Когда Лука дочитывал последнюю страницу объемистого Деканового послания, машина уже подъехала к дому молодого человека и, развернувшись во дворе, стала с погашенными фарами возле приметного помпезного парадного Луки, и тот от полноты и противоречивости впечатлений долго еще сидел в машине, раздумывая и, кажется, не замечая даже своего дома.
- Наверное, я должен посвятить себя вымыванию всякого зла из жизни, думал Лука, неторопливо поднимаясь по лестнице, - которого в ней, как мне теперь представляется, так много, как еще, наверное, только песка в пустыне, и, может быть, даже и образованию целостной практической философии на основании этого частного стремления. Мне кажется, именно в этом заключается потаенный смысл всех глубокомысленных заповедей покойного Декана. А вот еще жертвенность; она залегает таможнею от зла на полдороге к справедливости и к добру, и именно ею проверяется достоверность стремлений человеческих... Жертвенность и самоотречение...
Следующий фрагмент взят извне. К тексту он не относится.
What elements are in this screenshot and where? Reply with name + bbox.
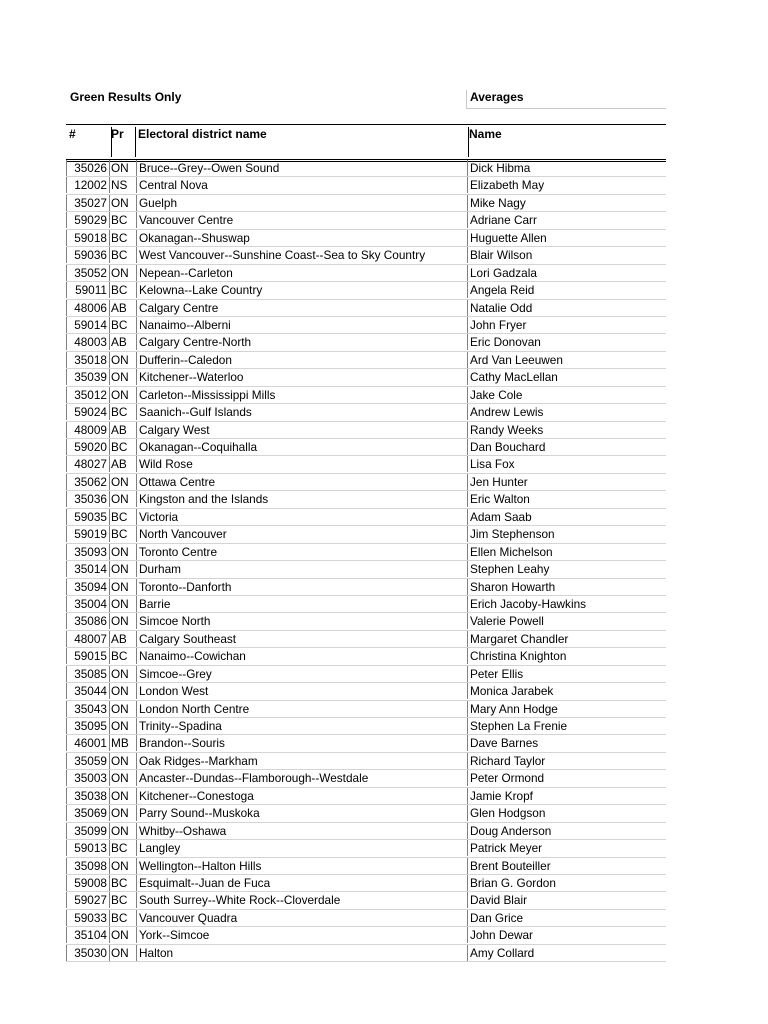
district-name-cell: Oak Ridges--Markham [137, 753, 468, 769]
candidate-name-cell: Mary Ann Hodge [470, 701, 558, 716]
column-header-province: Pr [108, 127, 136, 157]
district-name-cell: South Surrey--White Rock--Cloverdale [137, 892, 468, 908]
district-number-cell: 48009 [66, 422, 110, 438]
candidate-name-cell: Brent Bouteiller [470, 858, 551, 873]
province-cell: ON [109, 544, 137, 560]
candidate-name-cell: John Dewar [470, 928, 533, 943]
candidate-name-cell: David Blair [470, 893, 528, 908]
district-name-cell: Vancouver Centre [137, 212, 468, 228]
district-name-cell: Wellington--Halton Hills [137, 858, 468, 874]
district-name-cell: Durham [137, 561, 468, 577]
candidate-name-cell: Brian G. Gordon [470, 875, 556, 890]
table-row [66, 735, 666, 752]
district-name-cell: Toronto--Danforth [137, 579, 468, 595]
district-name-cell: Simcoe North [137, 613, 468, 629]
candidate-name-cell: Dave Barnes [470, 736, 539, 751]
district-name-cell: London North Centre [137, 701, 468, 717]
district-number-cell: 12002 [66, 177, 110, 193]
district-number-cell: 35030 [66, 945, 110, 961]
district-number-cell: 59020 [66, 439, 110, 455]
candidate-name-cell: Angela Reid [470, 283, 535, 298]
district-number-cell: 35069 [66, 805, 110, 821]
province-cell: BC [109, 404, 137, 420]
column-header-name: Name [469, 127, 502, 141]
province-cell: ON [109, 945, 137, 961]
district-name-cell: Trinity--Spadina [137, 718, 468, 734]
table-row [66, 526, 666, 543]
province-cell: BC [109, 439, 137, 455]
district-number-cell: 59011 [66, 282, 110, 298]
table-row [66, 770, 666, 787]
district-number-cell: 48003 [66, 334, 110, 350]
candidate-name-cell: Andrew Lewis [470, 405, 544, 420]
candidate-name-cell: Eric Donovan [470, 335, 541, 350]
table-row [66, 212, 666, 229]
province-cell: BC [109, 282, 137, 298]
candidate-name-cell: John Fryer [470, 317, 527, 332]
table-row [66, 892, 666, 909]
district-number-cell: 35104 [66, 927, 110, 943]
table-row [66, 474, 666, 491]
candidate-name-cell: Jamie Kropf [470, 788, 533, 803]
candidate-name-cell: Eric Walton [470, 492, 530, 507]
province-cell: ON [109, 474, 137, 490]
district-number-cell: 59029 [66, 212, 110, 228]
province-cell: ON [109, 369, 137, 385]
district-number-cell: 35059 [66, 753, 110, 769]
district-name-cell: Bruce--Grey--Owen Sound [137, 160, 468, 176]
province-cell: ON [109, 579, 137, 595]
table-row [66, 613, 666, 630]
district-number-cell: 35086 [66, 613, 110, 629]
candidate-name-cell: Monica Jarabek [470, 684, 554, 699]
district-number-cell: 35093 [66, 544, 110, 560]
table-row [66, 352, 666, 369]
district-number-cell: 35044 [66, 683, 110, 699]
province-cell: BC [109, 910, 137, 926]
table-row [66, 544, 666, 561]
district-number-cell: 46001 [66, 735, 110, 751]
table-row [66, 265, 666, 282]
district-name-cell: Saanich--Gulf Islands [137, 404, 468, 420]
district-name-cell: Nanaimo--Cowichan [137, 648, 468, 664]
table-row [66, 858, 666, 875]
district-number-cell: 35018 [66, 352, 110, 368]
table-row [66, 230, 666, 247]
district-name-cell: Halton [137, 945, 468, 961]
district-name-cell: Toronto Centre [137, 544, 468, 560]
candidate-name-cell: Natalie Odd [470, 300, 533, 315]
candidate-name-cell: Randy Weeks [470, 422, 544, 437]
district-name-cell: Brandon--Souris [137, 735, 468, 751]
candidate-name-cell: Dick Hibma [470, 161, 531, 175]
province-cell: AB [109, 422, 137, 438]
province-cell: ON [109, 858, 137, 874]
district-name-cell: Vancouver Quadra [137, 910, 468, 926]
district-name-cell: Okanagan--Coquihalla [137, 439, 468, 455]
table-row [66, 247, 666, 264]
candidate-name-cell: Sharon Howarth [470, 579, 556, 594]
candidate-name-cell: Glen Hodgson [470, 806, 546, 821]
table-row [66, 369, 666, 386]
candidate-name-cell: Valerie Powell [470, 614, 544, 629]
table-row [66, 282, 666, 299]
district-number-cell: 59024 [66, 404, 110, 420]
table-row [66, 945, 666, 962]
table-row [66, 666, 666, 683]
province-cell: ON [109, 195, 137, 211]
district-name-cell: West Vancouver--Sunshine Coast--Sea to Sky Country [137, 247, 468, 263]
candidate-name-cell: Margaret Chandler [470, 631, 569, 646]
province-cell: ON [109, 788, 137, 804]
column-header-number: # [66, 127, 112, 157]
candidate-name-cell: Lisa Fox [470, 457, 515, 472]
candidate-name-cell: Jen Hunter [470, 474, 528, 489]
district-name-cell: Calgary Centre [137, 300, 468, 316]
candidate-name-cell: Christina Knighton [470, 649, 567, 664]
district-number-cell: 35036 [66, 491, 110, 507]
candidate-name-cell: Elizabeth May [470, 178, 545, 193]
district-name-cell: Kelowna--Lake Country [137, 282, 468, 298]
province-cell: BC [109, 230, 137, 246]
table-row [66, 631, 666, 648]
province-cell: BC [109, 648, 137, 664]
province-cell: ON [109, 753, 137, 769]
candidate-name-cell: Dan Bouchard [470, 440, 546, 454]
table-row [66, 439, 666, 456]
district-name-cell: York--Simcoe [137, 927, 468, 943]
table-row [66, 404, 666, 421]
district-number-cell: 59015 [66, 648, 110, 664]
district-name-cell: Wild Rose [137, 456, 468, 472]
table-row [66, 387, 666, 404]
province-cell: ON [109, 823, 137, 839]
province-cell: BC [109, 247, 137, 263]
district-name-cell: Esquimalt--Juan de Fuca [137, 875, 468, 891]
province-cell: ON [109, 770, 137, 786]
table-row [66, 509, 666, 526]
district-number-cell: 59013 [66, 840, 110, 856]
district-name-cell: Ancaster--Dundas--Flamborough--Westdale [137, 770, 468, 786]
district-number-cell: 35043 [66, 701, 110, 717]
district-number-cell: 35094 [66, 579, 110, 595]
province-cell: ON [109, 683, 137, 699]
province-cell: NS [109, 177, 137, 193]
table-row [66, 160, 666, 177]
district-number-cell: 35062 [66, 474, 110, 490]
table-body [66, 160, 666, 962]
candidate-name-cell: Stephen La Frenie [470, 719, 568, 733]
district-number-cell: 35004 [66, 596, 110, 612]
district-number-cell: 35098 [66, 858, 110, 874]
province-cell: AB [109, 334, 137, 350]
candidate-name-cell: Huguette Allen [470, 230, 547, 245]
table-row [66, 300, 666, 317]
district-number-cell: 59035 [66, 509, 110, 525]
district-name-cell: Calgary West [137, 422, 468, 438]
column-header-district: Electoral district name [135, 127, 469, 157]
table-row [66, 788, 666, 805]
candidate-name-cell: Jim Stephenson [470, 527, 555, 542]
province-cell: BC [109, 892, 137, 908]
province-cell: BC [109, 840, 137, 856]
district-name-cell: Parry Sound--Muskoka [137, 805, 468, 821]
table-header [66, 124, 666, 162]
district-name-cell: Calgary Centre-North [137, 334, 468, 350]
province-cell: ON [109, 927, 137, 943]
table-row [66, 910, 666, 927]
province-cell: ON [109, 561, 137, 577]
table-row [66, 648, 666, 665]
table-row [66, 927, 666, 944]
province-cell: ON [109, 265, 137, 281]
district-number-cell: 35038 [66, 788, 110, 804]
table-row [66, 805, 666, 822]
province-cell: ON [109, 718, 137, 734]
district-name-cell: Kingston and the Islands [137, 491, 468, 507]
candidate-name-cell: Adam Saab [470, 509, 532, 524]
candidate-name-cell: Peter Ellis [470, 666, 524, 681]
province-cell: BC [109, 526, 137, 542]
district-name-cell: Calgary Southeast [137, 631, 468, 647]
candidate-name-cell: Adriane Carr [470, 213, 537, 228]
district-number-cell: 59033 [66, 910, 110, 926]
district-number-cell: 35003 [66, 770, 110, 786]
province-cell: ON [109, 387, 137, 403]
table-row [66, 456, 666, 473]
province-cell: ON [109, 613, 137, 629]
district-number-cell: 48027 [66, 456, 110, 472]
district-name-cell: London West [137, 683, 468, 699]
candidate-name-cell: Peter Ormond [470, 771, 545, 786]
candidate-name-cell: Cathy MacLellan [470, 370, 558, 385]
title-row [66, 88, 666, 108]
province-cell: ON [109, 805, 137, 821]
candidate-name-cell: Lori Gadzala [470, 265, 537, 280]
district-name-cell: Kitchener--Waterloo [137, 369, 468, 385]
district-name-cell: Dufferin--Caledon [137, 352, 468, 368]
district-name-cell: Okanagan--Shuswap [137, 230, 468, 246]
province-cell: AB [109, 300, 137, 316]
district-number-cell: 35012 [66, 387, 110, 403]
province-cell: AB [109, 631, 137, 647]
district-name-cell: Kitchener--Conestoga [137, 788, 468, 804]
district-number-cell: 35014 [66, 561, 110, 577]
district-name-cell: Nepean--Carleton [137, 265, 468, 281]
table-row [66, 718, 666, 735]
table-row [66, 579, 666, 596]
district-number-cell: 59008 [66, 875, 110, 891]
table-row [66, 195, 666, 212]
averages-label: Averages [470, 90, 524, 104]
table-row [66, 177, 666, 194]
district-name-cell: Carleton--Mississippi Mills [137, 387, 468, 403]
province-cell: ON [109, 666, 137, 682]
district-name-cell: Victoria [137, 509, 468, 525]
district-name-cell: Whitby--Oshawa [137, 823, 468, 839]
district-number-cell: 59014 [66, 317, 110, 333]
candidate-name-cell: Erich Jacoby-Hawkins [470, 596, 587, 611]
district-number-cell: 48006 [66, 300, 110, 316]
table-row [66, 875, 666, 892]
district-number-cell: 35095 [66, 718, 110, 734]
candidate-name-cell: Dan Grice [470, 910, 524, 925]
table-row [66, 561, 666, 578]
province-cell: ON [109, 160, 137, 176]
candidate-name-cell: Mike Nagy [470, 195, 526, 210]
table-row [66, 683, 666, 700]
district-name-cell: Langley [137, 840, 468, 856]
district-number-cell: 59018 [66, 230, 110, 246]
district-number-cell: 35052 [66, 265, 110, 281]
candidate-name-cell: Patrick Meyer [470, 841, 543, 856]
table-row [66, 317, 666, 334]
candidate-name-cell: Ard Van Leeuwen [470, 352, 563, 367]
table-row [66, 596, 666, 613]
table-row [66, 823, 666, 840]
province-cell: ON [109, 701, 137, 717]
district-number-cell: 35027 [66, 195, 110, 211]
candidate-name-cell: Doug Anderson [470, 823, 552, 838]
table-row [66, 701, 666, 718]
province-cell: ON [109, 596, 137, 612]
province-cell: BC [109, 875, 137, 891]
district-name-cell: Simcoe--Grey [137, 666, 468, 682]
district-number-cell: 35099 [66, 823, 110, 839]
district-number-cell: 59027 [66, 892, 110, 908]
district-name-cell: Ottawa Centre [137, 474, 468, 490]
province-cell: BC [109, 509, 137, 525]
district-number-cell: 35085 [66, 666, 110, 682]
province-cell: ON [109, 352, 137, 368]
district-name-cell: Central Nova [137, 177, 468, 193]
sheet-title: Green Results Only [70, 90, 182, 104]
candidate-name-cell: Stephen Leahy [470, 562, 550, 577]
district-name-cell: Guelph [137, 195, 468, 211]
province-cell: ON [109, 491, 137, 507]
candidate-name-cell: Richard Taylor [470, 753, 546, 768]
averages-header-cell [466, 90, 666, 109]
candidate-name-cell: Jake Cole [470, 387, 523, 402]
province-cell: BC [109, 317, 137, 333]
candidate-name-cell: Blair Wilson [470, 248, 533, 263]
district-number-cell: 48007 [66, 631, 110, 647]
district-number-cell: 59019 [66, 526, 110, 542]
district-name-cell: Nanaimo--Alberni [137, 317, 468, 333]
table-row [66, 422, 666, 439]
district-number-cell: 35039 [66, 369, 110, 385]
candidate-name-cell: Amy Collard [470, 945, 535, 960]
candidate-name-cell: Ellen Michelson [470, 544, 553, 559]
province-cell: MB [109, 735, 137, 751]
table-row [66, 491, 666, 508]
table-row [66, 753, 666, 770]
province-cell: BC [109, 212, 137, 228]
district-number-cell: 35026 [66, 160, 110, 176]
district-name-cell: Barrie [137, 596, 468, 612]
table-row [66, 334, 666, 351]
district-number-cell: 59036 [66, 247, 110, 263]
province-cell: AB [109, 456, 137, 472]
district-name-cell: North Vancouver [137, 526, 468, 542]
table-row [66, 840, 666, 857]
- Мир мой простой и малоподвижный, - думал еще Лука, - и, может быть, если бы еще и поменьше всяких разноречивых внешних вторжений, то еще вовсе и не строгий, и не самолюбивый, и торжественный, и благостный, и скупой... Все, что ни есть у человека... что-то должно быть и другое еще у него также - иные увлечения и иной мир. Надо мне только, наверное, заново учиться жизни взамен позабытого и неузнанного, подходя с доброжелательной, непринужденной ревизией ко всякому из стремлений человеческих. Ко всякому опыту деятельности и ума.
Лука был довольно равнодушен ко всем внешним проявлениям почтительности и покорности, и даже не потребовал себе камилавки (особенной почетной шапочки), хотя и имел на нее право по причине своей высокой должности. Но ее однажды сами принесли Луке на дом, и тогда уж ему поневоле приходилось изредка надевать ее в иных особенно торжественных случаях.
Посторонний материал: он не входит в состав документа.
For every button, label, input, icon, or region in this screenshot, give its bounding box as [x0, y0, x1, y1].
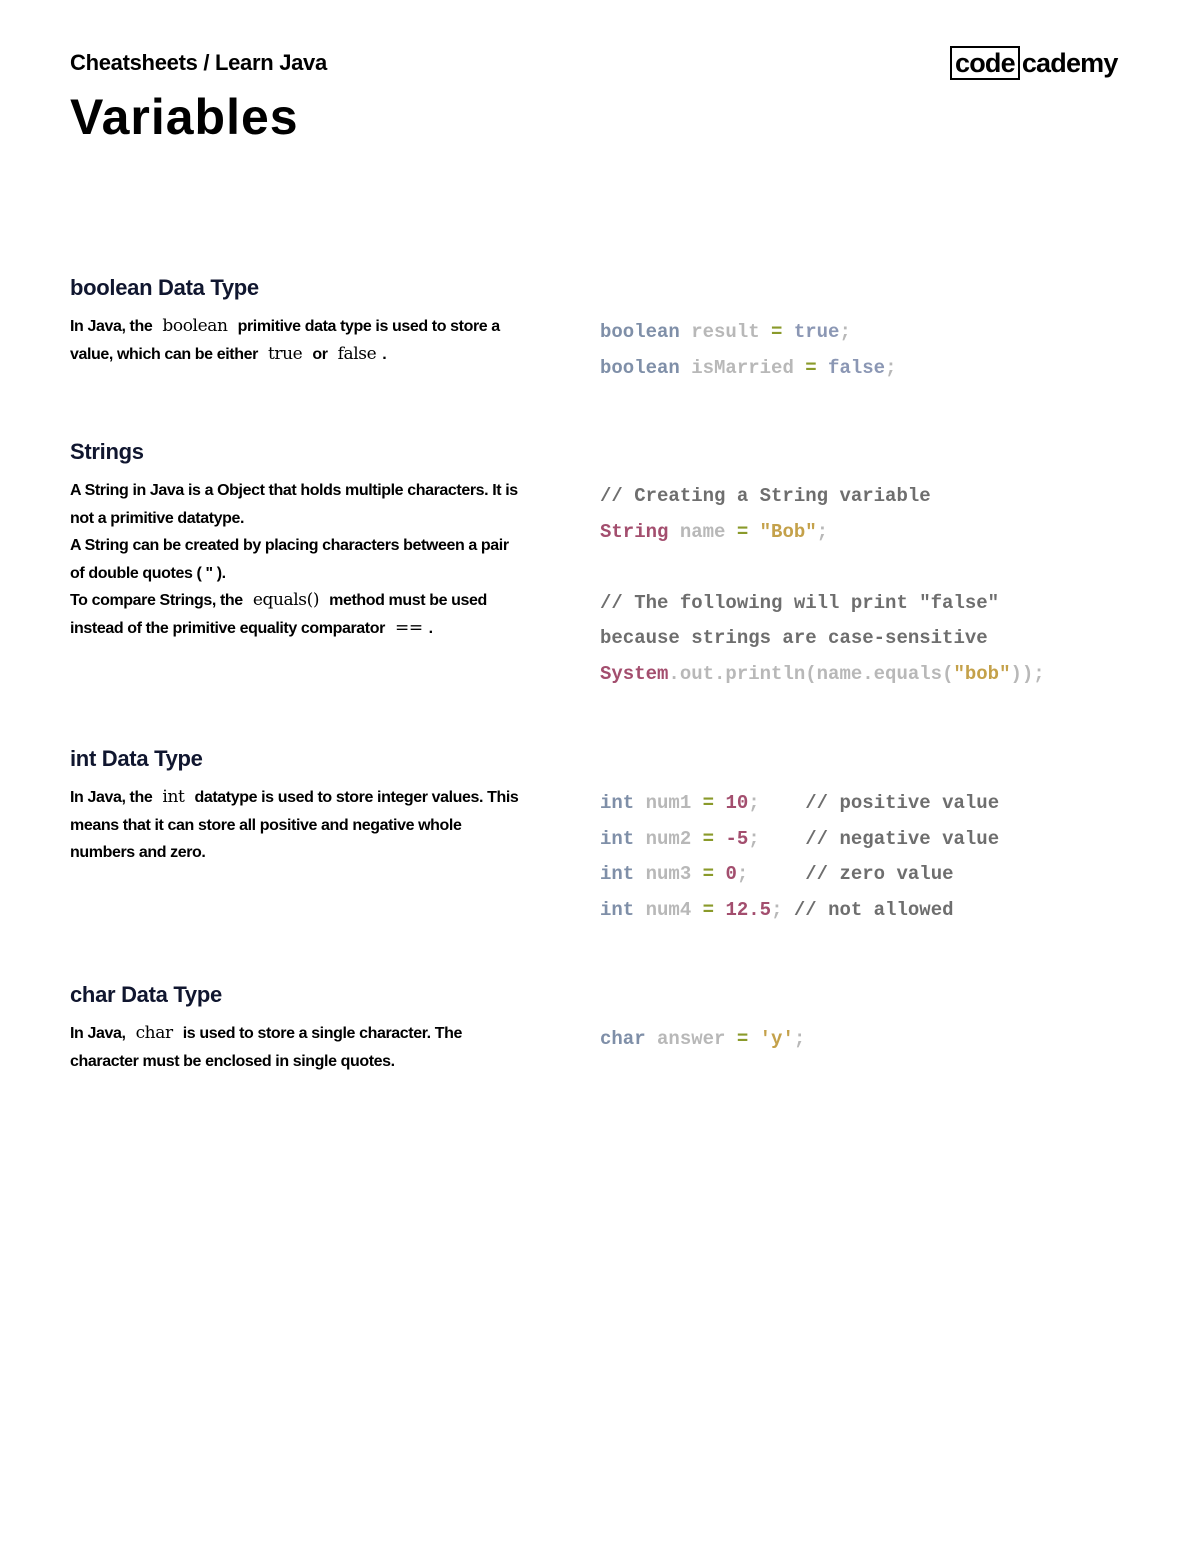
inline-code: boolean: [162, 316, 228, 336]
code-line: boolean isMarried = false;: [600, 356, 897, 379]
logo-rest-text: cademy: [1021, 48, 1118, 78]
section-strings: [70, 439, 1130, 685]
code-line: char answer = 'y';: [600, 1028, 806, 1050]
code-line: // Creating a String variable: [600, 485, 931, 507]
code-line: int num3 = 0; // zero value: [600, 863, 954, 885]
code-line: [600, 550, 1045, 586]
code-line: int num4 = 12.5; // not allowed: [600, 898, 954, 921]
section-description: In Java, the boolean primitive data type is used to store a value, which can be either true or false .: [70, 316, 500, 364]
code-line: int num1 = 10; // positive value: [600, 792, 1000, 814]
logo-boxed-text: code: [950, 46, 1020, 80]
section-description: A String in Java is a Object that holds multiple characters. It is not a primitive datatype. A String can be created by placing characters between a pair of double quotes ( " ). To compare Strings, the equals() method must be used instead of the primitive equality comparator == .: [70, 482, 518, 638]
code-line: int num2 = -5; // negative value: [600, 827, 1000, 850]
section-boolean: [70, 275, 1130, 379]
code-block: [600, 786, 999, 928]
code-block: [600, 1022, 805, 1058]
code-block: [600, 479, 1045, 692]
section-char: [70, 982, 1130, 1070]
code-block: [600, 315, 896, 386]
section-description: In Java, the int datatype is used to store integer values. This means that it can store all positive and negative whole numbers and zero.: [70, 787, 519, 861]
inline-code: equals(): [252, 590, 320, 610]
code-line: // The following will print "false": [600, 591, 1000, 614]
section-description: In Java, char is used to store a single character. The character must be enclosed in single quotes.: [70, 1023, 462, 1070]
inline-code: true: [267, 343, 303, 364]
code-line: String name = "Bob";: [600, 520, 829, 543]
breadcrumb[interactable]: Cheatsheets / Learn Java: [70, 50, 327, 75]
code-line: because strings are case-sensitive: [600, 627, 988, 649]
codecademy-logo[interactable]: [950, 46, 1118, 80]
code-line: System.out.println(name.equals("bob"));: [600, 662, 1045, 685]
inline-code: ==: [394, 617, 423, 638]
section-title: char Data Type: [70, 982, 222, 1007]
section-title: int Data Type: [70, 746, 203, 771]
section-title: boolean Data Type: [70, 275, 259, 300]
code-line: boolean result = true;: [600, 321, 851, 343]
inline-code: false: [337, 343, 377, 364]
section-title: Strings: [70, 439, 144, 464]
page-title: Variables: [70, 89, 299, 145]
inline-code: char: [135, 1023, 173, 1043]
section-int: [70, 746, 1130, 921]
inline-code: int: [162, 787, 185, 807]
А вообще же в последнее время даже внешность Луки весьма изменилась в самом выгодном смысле; он стал выделяться повсюду, в каком бы ни находился тогда окружении, своей зрелой мужской духовной примечательной красотой, а когда был в своем новом черном дорогом пальто, сшитом одним очень опытным вдохновенным пожилым мастером, и следовал, например, куда-нибудь сопровождаемый, допустим, иными академиками, то и тогда сразу бросалось в глаза нечто его выделяющее среди них особенное, представительное, значительное, возвышенное.
Однажды Лука сидел в президиуме на одной весьма немаловажной конференции (на которой были даже представители других народов), его чрезвычайно интересовали речи всех выступающих, всех отменно многословных и красноречивых, но сидевший у молодого человека за спиной академик Остап некоторыми своими объяснениями не давал вполне сосредоточиться Луке на всех выступлениях ораторов.
- Уважаемый Лука, - шептал академик Остап, наклонившись к Луке и почти прижимаясь лицом к уху молодого человека, - честное слово, какие иногда трудности приходится преодолевать, какое иногда непонимание ожидает всякого деятельного человека на его благожелательном пути.
- Вы знаете,- продолжал академик, - недавно я поздно вечером возвращался домой, почти ночью (я часто, увлеченный работой, засиживаюсь в Академии допоздна), и в одном совершенно неосвещенном и глухом переулке ко мне подходят четверо молодых людей, все такие высокие, решительные и хмурые, и говорят очень уверенным тоном, давайте, мол, отойдем в сторону, нам надо с вами поговорить. А я им возражаю: зачем же отходить в сторону, когда здесь везде одинаково темно и пустынно, что там, что тут - никакого различия. Нет, говорят, давайте все равно отойдем в сторону, мы хотим с вами не здесь побеседовать. Ну, мы отошли в сторону. Признаюсь вам, мне было в тот момент немножко жутковато по причине позднего времени и решительности моих собеседников. И недобродетельной, противочеловеческой их живости.